2015年07月16日 | 遠い日の記憶

 浄土寺橋の屋台については、色々な方が回想している。

 京都在住の元大学教授の思い出である。元教授は私より9歳ほど年長であるが、学生時代は銀閣寺道に下宿していたという。

 この方は、毎晩のようにここでラーメンを食べていた。この屋台は繁盛し、百万遍に「百万石」という店を持ったが、この店は後に韓国料理店になり、後にそれもなくなったという。浄土寺橋の北西には、今を時めく「ますたに」というラーメン屋がある。彼によると「ますたに」はこの屋台のすこし後に出来たそうである。

 次は、57年前に銀閣寺で親戚の家に厄介になっていたという方である。氏の回想によると当時、既にこの屋台はあった。やはりテント張りの店で、ラーメン一杯35円。深夜になると学生で賑わい、大繁盛したために他で働いていた弟二人を仕事を辞めさせ、3人でやることになったそうである。以下、氏のブログから引用する。

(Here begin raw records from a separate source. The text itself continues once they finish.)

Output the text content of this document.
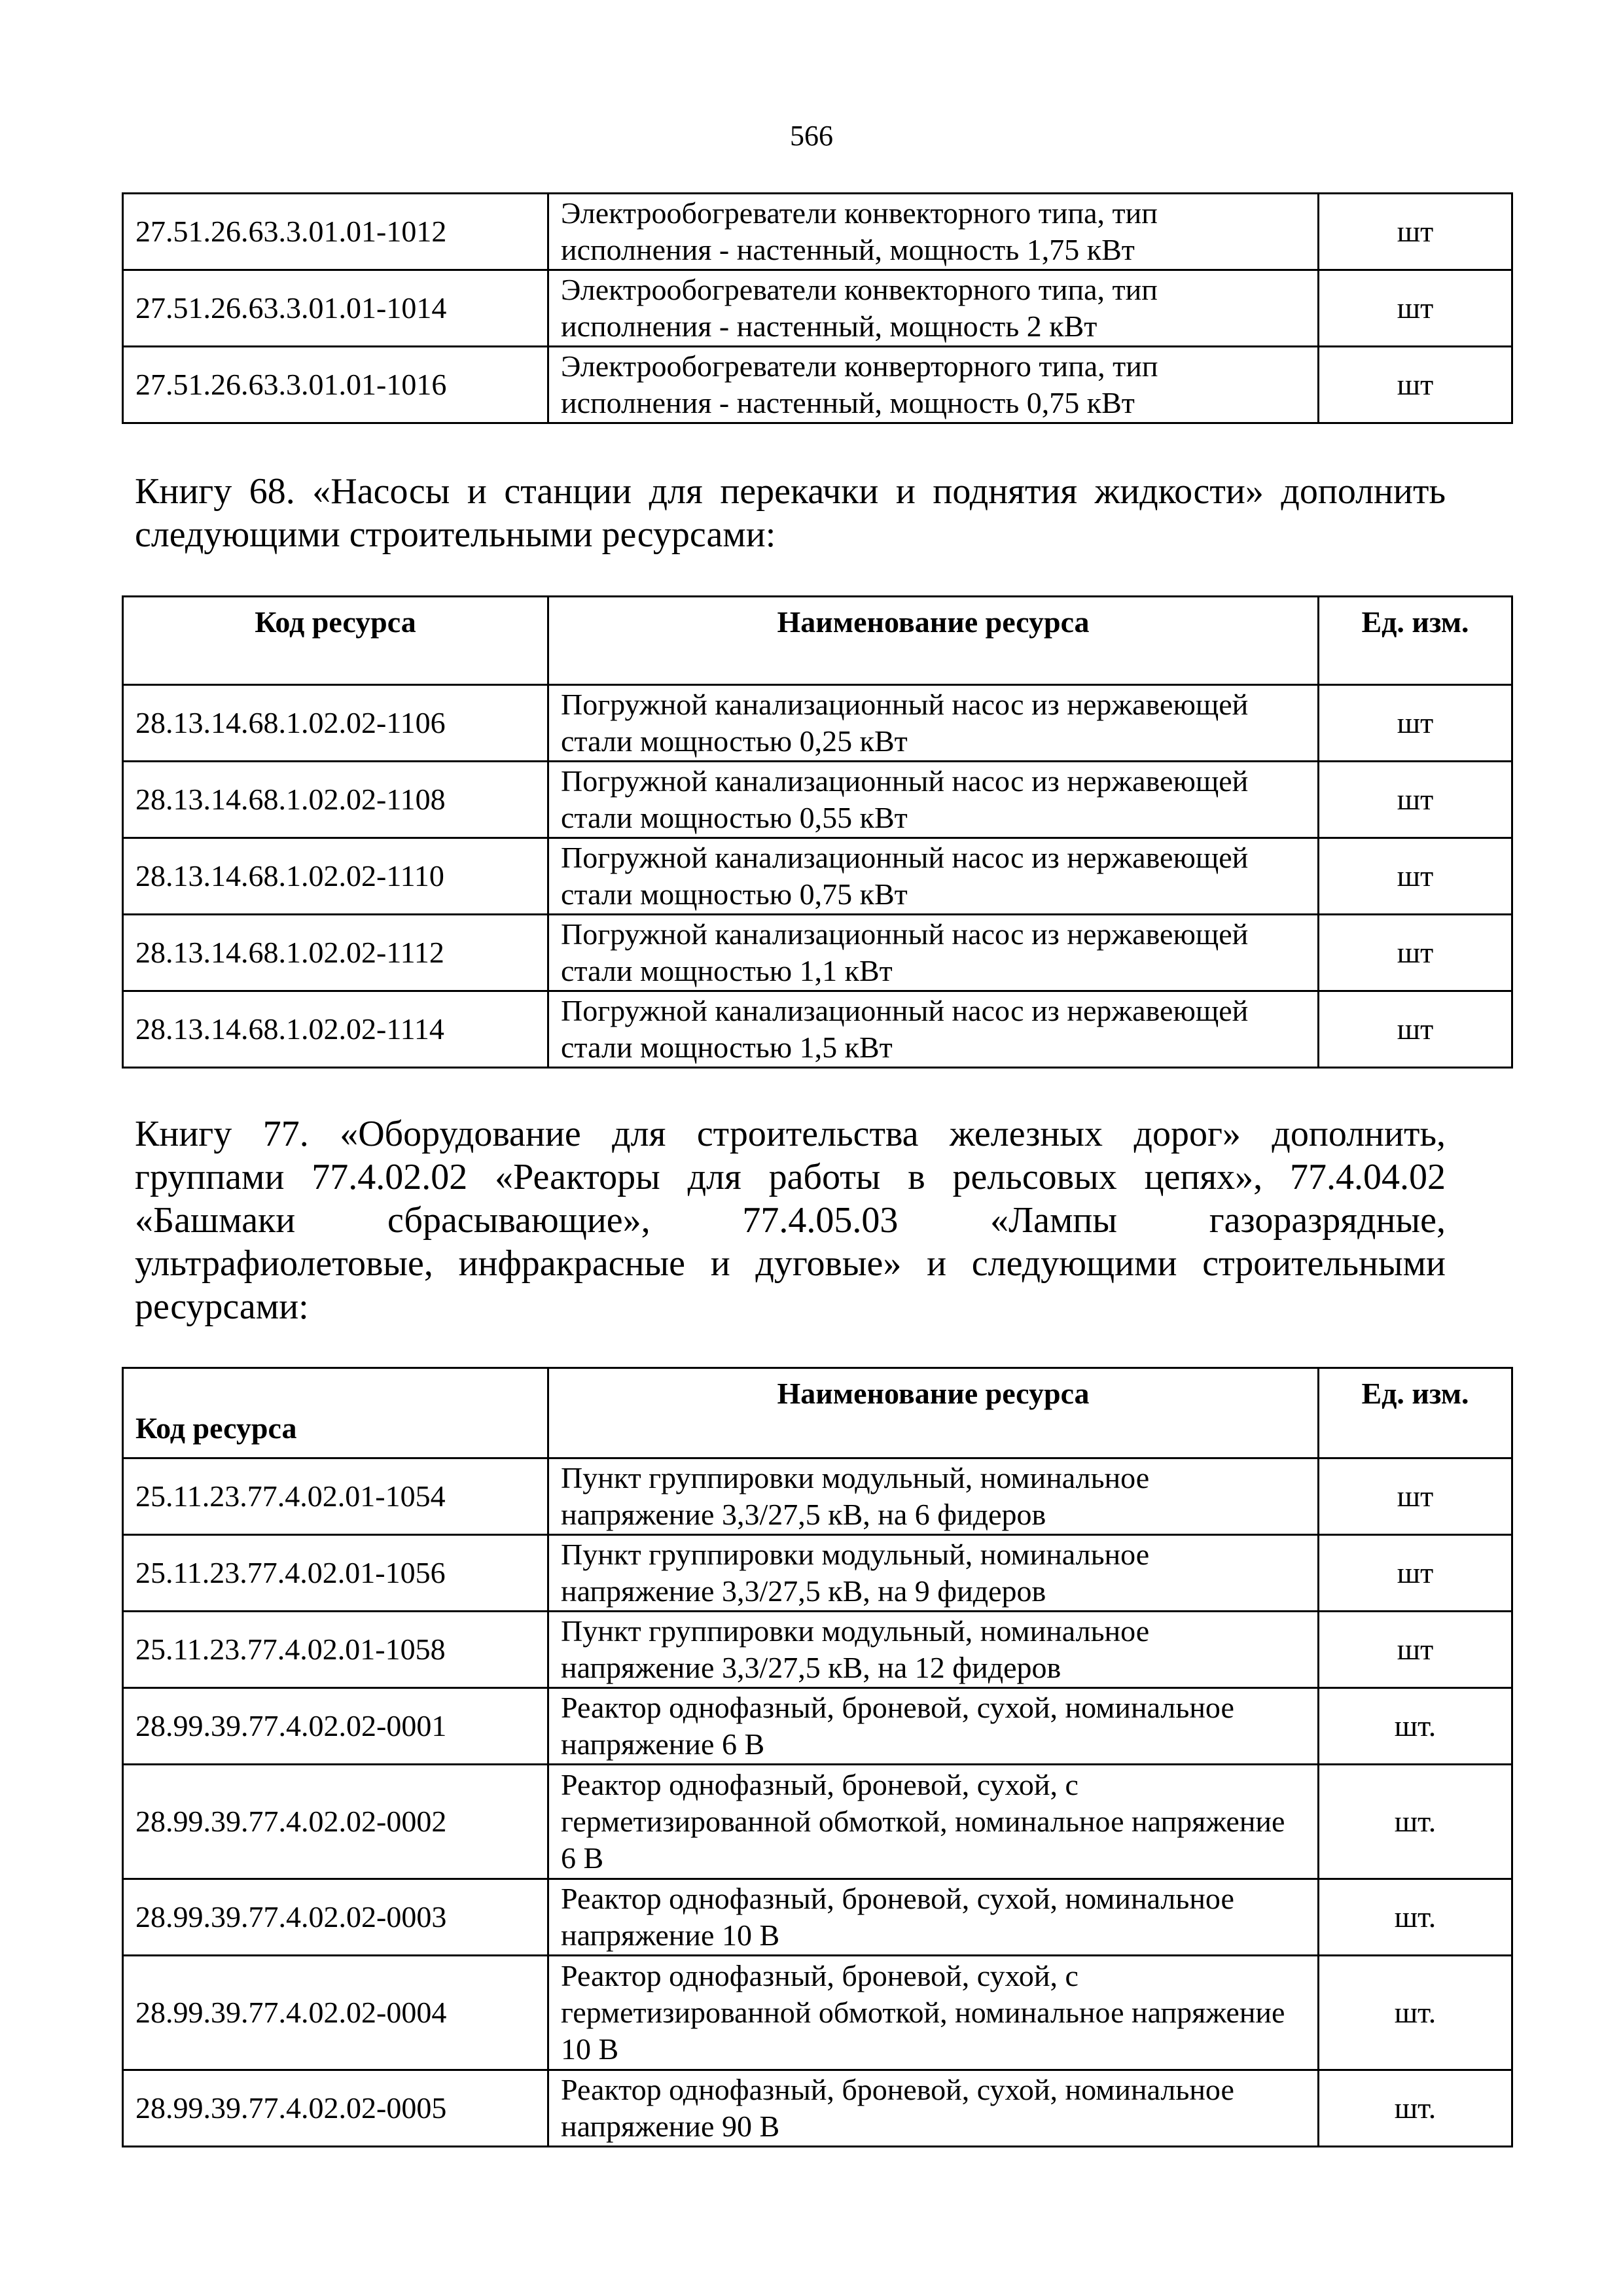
566
27.51.26.63.3.01.01-1012	Электрообогреватели конвекторного типа, тип исполнения - настенный, мощность 1,75 кВт	шт
27.51.26.63.3.01.01-1014	Электрообогреватели конвекторного типа, тип исполнения - настенный, мощность 2 кВт	шт
27.51.26.63.3.01.01-1016	Электрообогреватели конверторного типа, тип исполнения - настенный, мощность 0,75 кВт	шт

Книгу 68. «Насосы и станции для перекачки и поднятия жидкости» дополнить
следующими строительными ресурсами:

Код ресурса	Наименование ресурса	Ед. изм.
28.13.14.68.1.02.02-1106	Погружной канализационный насос из нержавеющей стали мощностью 0,25 кВт	шт
28.13.14.68.1.02.02-1108	Погружной канализационный насос из нержавеющей стали мощностью 0,55 кВт	шт
28.13.14.68.1.02.02-1110	Погружной канализационный насос из нержавеющей стали мощностью 0,75 кВт	шт
28.13.14.68.1.02.02-1112	Погружной канализационный насос из нержавеющей стали мощностью 1,1 кВт	шт
28.13.14.68.1.02.02-1114	Погружной канализационный насос из нержавеющей стали мощностью 1,5 кВт	шт

Книгу 77. «Оборудование для строительства железных дорог» дополнить,
группами 77.4.02.02 «Реакторы для работы в рельсовых цепях», 77.4.04.02
«Башмаки сбрасывающие», 77.4.05.03 «Лампы газоразрядные,
ультрафиолетовые, инфракрасные и дуговые» и следующими строительными
ресурсами:

Код ресурса	Наименование ресурса	Ед. изм.
25.11.23.77.4.02.01-1054	Пункт группировки модульный, номинальное напряжение 3,3/27,5 кВ, на 6 фидеров	шт
25.11.23.77.4.02.01-1056	Пункт группировки модульный, номинальное напряжение 3,3/27,5 кВ, на 9 фидеров	шт
25.11.23.77.4.02.01-1058	Пункт группировки модульный, номинальное напряжение 3,3/27,5 кВ, на 12 фидеров	шт
28.99.39.77.4.02.02-0001	Реактор однофазный, броневой, сухой, номинальное напряжение 6 В	шт.
28.99.39.77.4.02.02-0002	Реактор однофазный, броневой, сухой, с герметизированной обмоткой, номинальное напряжение 6 В	шт.
28.99.39.77.4.02.02-0003	Реактор однофазный, броневой, сухой, номинальное напряжение 10 В	шт.
28.99.39.77.4.02.02-0004	Реактор однофазный, броневой, сухой, с герметизированной обмоткой, номинальное напряжение 10 В	шт.
28.99.39.77.4.02.02-0005	Реактор однофазный, броневой, сухой, номинальное напряжение 90 В	шт.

 「噂では余りにも有名になり、税務署が3日間夜に張り込んで一晩の売り上げをチェックしたらしい。その時は噂が噂を呼び、一晩2000杯。伝説として長く言い伝えられた。」

 氏によると、ラーメンの味は濃厚なしょうゆとんこつ味で、にんにくと唐辛子を混ぜた薬味をお好みで入れたそうである。屋台は大繁盛し、百万遍に中華の3階建てビルを建てて、屋台は廃業したことになっている。

 次は又聞きの類になるが、京都大学の近所に生家がある大学の先生の話を伝えている。それによると、この屋台は風雨に関係なく常に同じ場所で営業していて、根性が座っていたとのこと。百万遍に移ってからは味が上品になり、薄暗い中で啜る昔のラーメンの味は消えたそうである。

 インターネットには昔、京都で青春時代を送った人々の回想記にこの屋台が登場する。人によって記憶が少しづつ異なっているが、共通しているのは浄土寺橋の屋台で儲け出し、百万遍にビルを建てたが、今ではそれも変わってしまったということである。

 ただ、17年前に京都新聞が「銀閣寺屋台伝説」と題して、本人にインタヴューした過去記事があるので、それが一番確かな話であると思う。(ここをクリックして下さい)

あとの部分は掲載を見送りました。